Thereafter, in 2017, Plaintiffs commenced a related counterfeiting action against the H&H Defendants (“Abbott II”), alleging that defendants were selling test strips repackaged into counterfeit U.S. boxes. The court entered a seizure order allowing Abbott to seize, inter alia, a copy of H&H Defendants’ email server. Following its examination of the H&H email server, Abbott “had the proverbial smoking gun and raised its concerns anew that defendants had failed to comply with the Court’s Order to produce responsive documents” in the 2015 action.

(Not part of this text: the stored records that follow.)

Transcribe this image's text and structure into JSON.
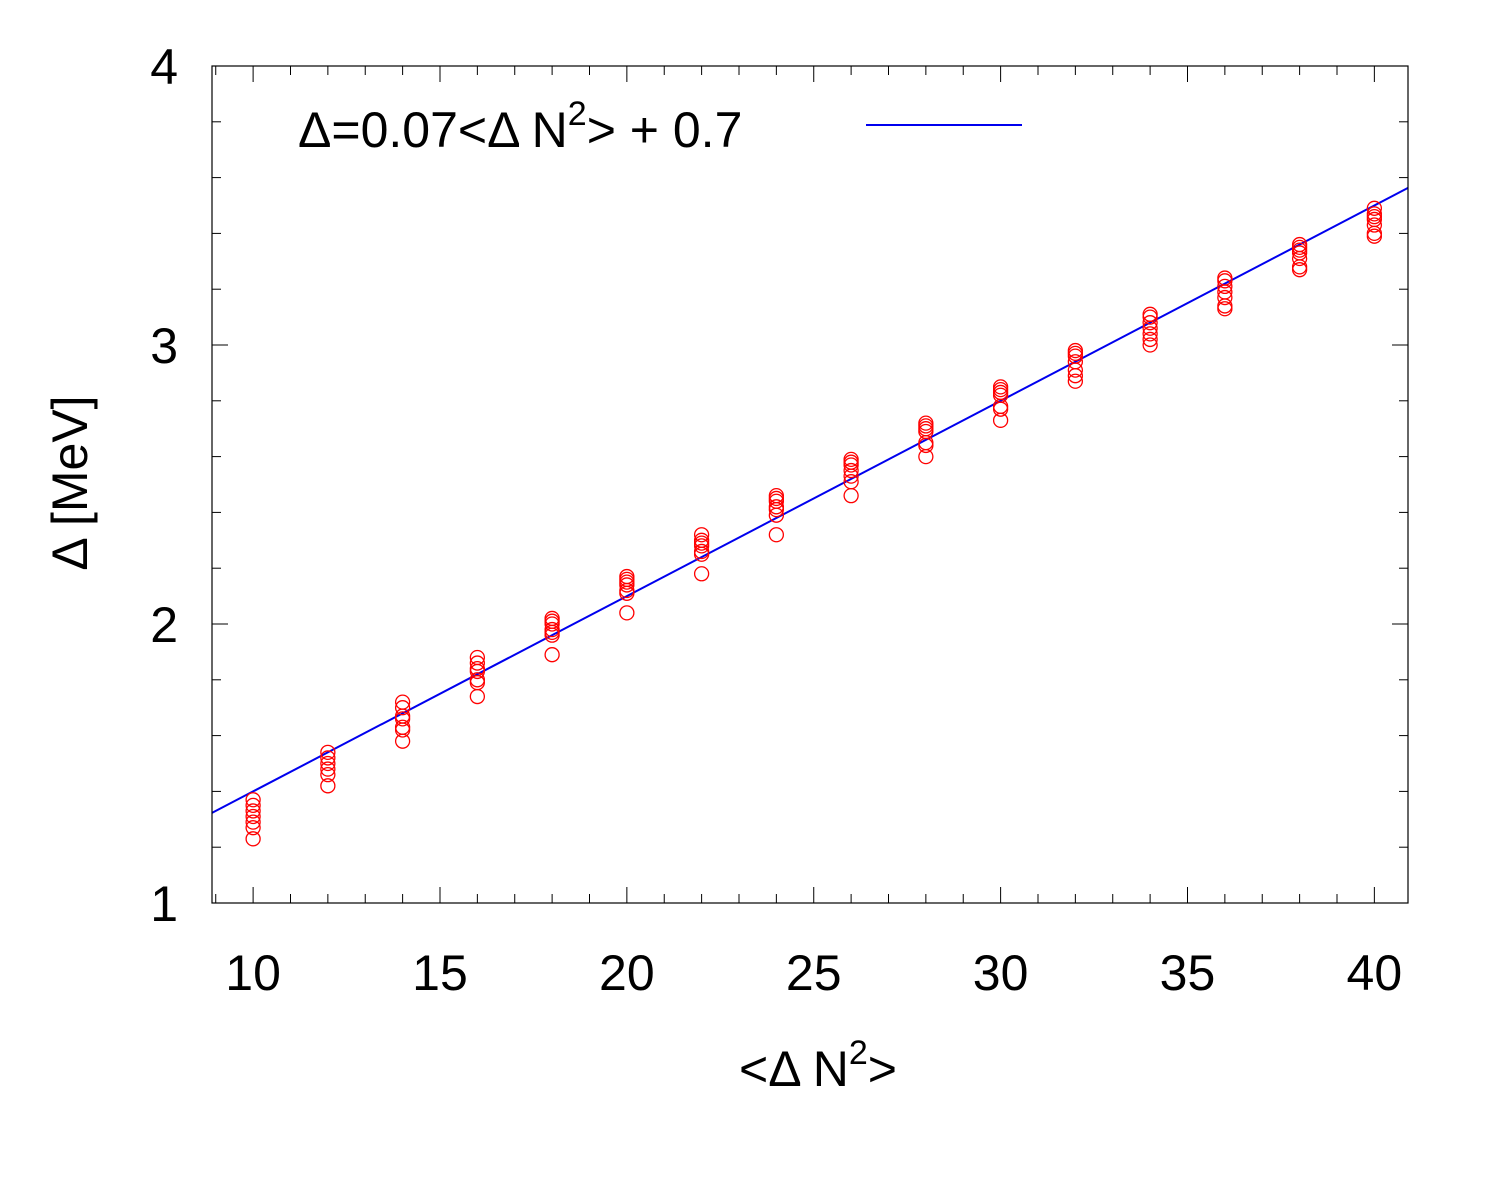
{
  "chart_data": {
    "type": "scatter",
    "title": "",
    "xlabel": {
      "prefix": "<Δ N",
      "sup": "2",
      "suffix": ">"
    },
    "ylabel": "Δ [MeV]",
    "xlim": [
      8.9,
      40.9
    ],
    "ylim": [
      1,
      4
    ],
    "x_ticks": [
      10,
      15,
      20,
      25,
      30,
      35,
      40
    ],
    "x_tick_labels": [
      "10",
      "15",
      "20",
      "25",
      "30",
      "35",
      "40"
    ],
    "y_ticks": [
      1,
      2,
      3,
      4
    ],
    "y_tick_labels": [
      "1",
      "2",
      "3",
      "4"
    ],
    "x_minor_step": 1,
    "y_minor_step": 0.2,
    "grid": false,
    "legend": {
      "position": "top-left",
      "entry": {
        "prefix": "Δ=0.07<Δ N",
        "sup": "2",
        "suffix": "> + 0.7"
      }
    },
    "fit_line": {
      "slope": 0.07,
      "intercept": 0.7,
      "color": "#0000ee"
    },
    "marker_color": "#ff0000",
    "series": [
      {
        "marker": "open-circle",
        "points": [
          [
            10,
            1.23
          ],
          [
            10,
            1.27
          ],
          [
            10,
            1.29
          ],
          [
            10,
            1.31
          ],
          [
            10,
            1.33
          ],
          [
            10,
            1.35
          ],
          [
            10,
            1.37
          ],
          [
            12,
            1.42
          ],
          [
            12,
            1.46
          ],
          [
            12,
            1.48
          ],
          [
            12,
            1.5
          ],
          [
            12,
            1.52
          ],
          [
            12,
            1.54
          ],
          [
            14,
            1.58
          ],
          [
            14,
            1.62
          ],
          [
            14,
            1.63
          ],
          [
            14,
            1.66
          ],
          [
            14,
            1.67
          ],
          [
            14,
            1.7
          ],
          [
            14,
            1.72
          ],
          [
            16,
            1.74
          ],
          [
            16,
            1.79
          ],
          [
            16,
            1.8
          ],
          [
            16,
            1.83
          ],
          [
            16,
            1.84
          ],
          [
            16,
            1.86
          ],
          [
            16,
            1.88
          ],
          [
            18,
            1.89
          ],
          [
            18,
            1.96
          ],
          [
            18,
            1.97
          ],
          [
            18,
            1.98
          ],
          [
            18,
            2.0
          ],
          [
            18,
            2.01
          ],
          [
            18,
            2.02
          ],
          [
            20,
            2.04
          ],
          [
            20,
            2.11
          ],
          [
            20,
            2.12
          ],
          [
            20,
            2.14
          ],
          [
            20,
            2.15
          ],
          [
            20,
            2.16
          ],
          [
            20,
            2.17
          ],
          [
            22,
            2.18
          ],
          [
            22,
            2.25
          ],
          [
            22,
            2.26
          ],
          [
            22,
            2.28
          ],
          [
            22,
            2.29
          ],
          [
            22,
            2.3
          ],
          [
            22,
            2.32
          ],
          [
            24,
            2.32
          ],
          [
            24,
            2.39
          ],
          [
            24,
            2.41
          ],
          [
            24,
            2.42
          ],
          [
            24,
            2.44
          ],
          [
            24,
            2.45
          ],
          [
            24,
            2.46
          ],
          [
            26,
            2.46
          ],
          [
            26,
            2.51
          ],
          [
            26,
            2.53
          ],
          [
            26,
            2.55
          ],
          [
            26,
            2.57
          ],
          [
            26,
            2.58
          ],
          [
            26,
            2.59
          ],
          [
            28,
            2.6
          ],
          [
            28,
            2.64
          ],
          [
            28,
            2.65
          ],
          [
            28,
            2.69
          ],
          [
            28,
            2.7
          ],
          [
            28,
            2.71
          ],
          [
            28,
            2.72
          ],
          [
            30,
            2.73
          ],
          [
            30,
            2.77
          ],
          [
            30,
            2.78
          ],
          [
            30,
            2.82
          ],
          [
            30,
            2.83
          ],
          [
            30,
            2.84
          ],
          [
            30,
            2.85
          ],
          [
            32,
            2.87
          ],
          [
            32,
            2.89
          ],
          [
            32,
            2.91
          ],
          [
            32,
            2.94
          ],
          [
            32,
            2.96
          ],
          [
            32,
            2.97
          ],
          [
            32,
            2.98
          ],
          [
            34,
            3.0
          ],
          [
            34,
            3.02
          ],
          [
            34,
            3.04
          ],
          [
            34,
            3.06
          ],
          [
            34,
            3.08
          ],
          [
            34,
            3.1
          ],
          [
            34,
            3.11
          ],
          [
            36,
            3.13
          ],
          [
            36,
            3.14
          ],
          [
            36,
            3.17
          ],
          [
            36,
            3.19
          ],
          [
            36,
            3.21
          ],
          [
            36,
            3.23
          ],
          [
            36,
            3.24
          ],
          [
            38,
            3.27
          ],
          [
            38,
            3.28
          ],
          [
            38,
            3.31
          ],
          [
            38,
            3.33
          ],
          [
            38,
            3.34
          ],
          [
            38,
            3.35
          ],
          [
            38,
            3.36
          ],
          [
            40,
            3.39
          ],
          [
            40,
            3.4
          ],
          [
            40,
            3.43
          ],
          [
            40,
            3.45
          ],
          [
            40,
            3.46
          ],
          [
            40,
            3.47
          ],
          [
            40,
            3.49
          ]
        ]
      }
    ]
  }
}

In determining the motion for sanctions, the court found that “there [was] clear and convincing evidence that defendants have perpetrated a fraud upon the court” based on the actions taken by the H&H Defendants throughout discovery. For example, the court found that the H&H Defendants used search terms that were designed to fail so that the defendants could withhold responsive documents. The Defendants also made several misrepresentations to the court regarding how many documents were actually responsive. Further, the H&H Defendants intentionally withheld groups of clearly relevant documents. Particularly troubling to the court was the absence of any documents concerning Howard Goldman, the owner and president of H&H Defendants, and Lori Goldman, who was involved in H&H’s business activities. Defendants first explained that the documents were not produced due to technical glitches, then tried to shift the blame to their former counsel. The court did not buy it, noting Defendants “no longer [had] an escape from responsibility for their bad faith conduct” and that the discovery misconduct was not an isolated instance, but rather “was a calculated pattern of pervasive misconduct that started early on and continued even after defendants were caught red handed.”
The court further found that the H&H Defendants’ bad faith could be inferred from their perjury, as well as deceptive and evasive deposition testimony. The court specifically referred key depositions that were riddled with evasion, inconsistencies, and contradictions. Taking all of these facts together, the court found that the H&H Defendants committed a fraud upon the court that warranted the harshest of sanctions.
This case is noteworthy as it reminds litigants that spoliation efforts themselves can always result in severe sanctions, even where those efforts fail to accomplish their nefarious goal. The courts have several options here; sufficiently egregious misconduct – however ultimately incompetent – can be addressed by resort to both the sanctions provided in Rule 37(b)(2) and/or the court’s inherent authority. With all the focus on the strict parameters of amended Rule 37(a) to address actual spoliation of ESI, it is easy to lose sight of the fact that even failed efforts to withhold electronic discovery can have devastating consequences for your case. “No harm, no foul” may not carry the day.